“Eh—what? What did yuh say, officer? Break up——”

For a moment Bill was so amazed, so utterly dumfounded at this simple solution to his difficulties, that he could not find words to express himself.

“That’s what I said. Break up your partnership. Quit each other. Each go your own way,” elucidated the policeman.

It was an appalling thought. Unthinkable. Bill tried to picture a bleak pattern of existence from which Thomas had become erased. It filled him with a sense of loss so tremendously acute that it positively hurt. Little shivers of dismay ran up along his spine and seemed to settle there.

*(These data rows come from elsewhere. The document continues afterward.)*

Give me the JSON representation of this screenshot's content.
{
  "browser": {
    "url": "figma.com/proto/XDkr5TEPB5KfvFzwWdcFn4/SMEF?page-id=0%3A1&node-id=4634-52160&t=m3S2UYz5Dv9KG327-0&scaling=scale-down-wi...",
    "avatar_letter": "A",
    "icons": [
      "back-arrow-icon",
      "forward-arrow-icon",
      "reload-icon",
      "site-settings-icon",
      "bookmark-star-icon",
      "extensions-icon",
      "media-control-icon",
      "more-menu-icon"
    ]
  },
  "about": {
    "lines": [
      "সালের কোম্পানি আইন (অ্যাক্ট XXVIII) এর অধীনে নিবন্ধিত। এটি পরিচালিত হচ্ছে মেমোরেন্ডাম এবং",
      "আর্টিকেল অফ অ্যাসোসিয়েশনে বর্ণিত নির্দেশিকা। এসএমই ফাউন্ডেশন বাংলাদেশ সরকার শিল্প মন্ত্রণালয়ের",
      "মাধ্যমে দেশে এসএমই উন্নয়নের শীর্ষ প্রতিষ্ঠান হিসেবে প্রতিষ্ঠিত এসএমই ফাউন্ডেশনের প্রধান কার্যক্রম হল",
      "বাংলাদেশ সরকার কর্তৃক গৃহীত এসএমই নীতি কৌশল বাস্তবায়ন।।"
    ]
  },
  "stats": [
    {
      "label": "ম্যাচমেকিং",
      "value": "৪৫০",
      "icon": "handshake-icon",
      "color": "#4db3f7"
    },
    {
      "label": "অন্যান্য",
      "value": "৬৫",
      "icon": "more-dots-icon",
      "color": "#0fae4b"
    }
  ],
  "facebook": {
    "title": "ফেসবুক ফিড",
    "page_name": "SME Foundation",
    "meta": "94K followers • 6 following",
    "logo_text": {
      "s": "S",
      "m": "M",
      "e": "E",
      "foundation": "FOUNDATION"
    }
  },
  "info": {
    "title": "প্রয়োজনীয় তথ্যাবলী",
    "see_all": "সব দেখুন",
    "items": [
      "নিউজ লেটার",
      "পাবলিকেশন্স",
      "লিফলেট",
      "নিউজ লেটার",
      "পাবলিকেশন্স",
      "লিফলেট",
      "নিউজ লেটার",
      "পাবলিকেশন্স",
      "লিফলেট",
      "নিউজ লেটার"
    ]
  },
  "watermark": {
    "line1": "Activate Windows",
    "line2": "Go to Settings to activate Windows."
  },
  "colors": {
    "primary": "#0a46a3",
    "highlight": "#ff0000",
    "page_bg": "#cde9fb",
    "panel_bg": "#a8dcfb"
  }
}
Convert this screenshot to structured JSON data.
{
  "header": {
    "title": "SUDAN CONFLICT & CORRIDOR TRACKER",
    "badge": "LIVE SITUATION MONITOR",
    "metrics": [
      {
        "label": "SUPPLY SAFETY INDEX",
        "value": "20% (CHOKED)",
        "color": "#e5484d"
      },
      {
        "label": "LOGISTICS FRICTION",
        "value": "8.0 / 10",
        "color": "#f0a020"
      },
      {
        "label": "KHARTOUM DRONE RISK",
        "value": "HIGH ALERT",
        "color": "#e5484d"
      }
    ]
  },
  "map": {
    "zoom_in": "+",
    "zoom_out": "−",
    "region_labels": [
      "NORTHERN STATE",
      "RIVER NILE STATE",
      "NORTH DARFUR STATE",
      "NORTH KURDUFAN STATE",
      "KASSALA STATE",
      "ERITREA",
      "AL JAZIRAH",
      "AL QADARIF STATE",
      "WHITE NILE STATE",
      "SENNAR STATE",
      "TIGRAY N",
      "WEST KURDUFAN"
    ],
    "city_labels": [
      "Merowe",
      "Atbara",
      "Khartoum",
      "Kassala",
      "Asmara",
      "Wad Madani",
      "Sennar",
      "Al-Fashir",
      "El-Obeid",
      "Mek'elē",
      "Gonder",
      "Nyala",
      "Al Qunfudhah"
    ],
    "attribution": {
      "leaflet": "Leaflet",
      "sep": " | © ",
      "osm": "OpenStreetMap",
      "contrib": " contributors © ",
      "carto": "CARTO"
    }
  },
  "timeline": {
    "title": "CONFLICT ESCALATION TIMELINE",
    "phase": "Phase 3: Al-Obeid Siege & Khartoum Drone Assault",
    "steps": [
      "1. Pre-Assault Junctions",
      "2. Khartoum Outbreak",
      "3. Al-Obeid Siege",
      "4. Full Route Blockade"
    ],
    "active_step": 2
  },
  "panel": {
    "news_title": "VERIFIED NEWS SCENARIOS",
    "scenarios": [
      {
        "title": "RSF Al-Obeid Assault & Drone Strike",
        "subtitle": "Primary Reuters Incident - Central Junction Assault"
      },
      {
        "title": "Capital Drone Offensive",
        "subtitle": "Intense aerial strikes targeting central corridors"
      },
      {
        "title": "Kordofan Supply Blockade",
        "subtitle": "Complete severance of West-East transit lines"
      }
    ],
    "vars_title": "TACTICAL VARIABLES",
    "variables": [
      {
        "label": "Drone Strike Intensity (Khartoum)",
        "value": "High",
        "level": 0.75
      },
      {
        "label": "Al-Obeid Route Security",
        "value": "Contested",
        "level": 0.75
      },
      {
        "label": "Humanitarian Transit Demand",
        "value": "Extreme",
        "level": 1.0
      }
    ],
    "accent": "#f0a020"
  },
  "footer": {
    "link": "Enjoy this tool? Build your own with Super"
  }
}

“Oh, Thomas ain’t so bad, once yuh get used to him,” he said. “Thomas got a queer way about him, an’ he’s cantankerous an’ stubborn, but he really don’t mean nothin’. Besides, I don’t rightly know what Thomas’d do after I left. He’s sort o’ helpless without me. He’s got so he sort o’ depends on me. Wouldn’t be worth his salt. I’d hate fer his sake——”

Thomas himself interrupted the conversation at this point by striding up with a huge armful of wood and throwing it angrily down upon the fire.

“Yuh can toast your shins now,” he declared angrily, glancing at Bill. “But next time it’s your turn.”

“Next time it’s my turn,” admitted Bill pleasantly. “I won’t ferget.”

“You’ll likely be asleep by then,” sputtered Thomas. “Great guns!—but ain’t that wind cold?”

“Winter’ll soon be here,” Bill croaked, humping up his shoulders and fighting back the smoke that drifted up around his head and into his eyes. “Six pounds o’ flour between three men an’ winter, an’ five hundred miles to the nearest tradin’ post.”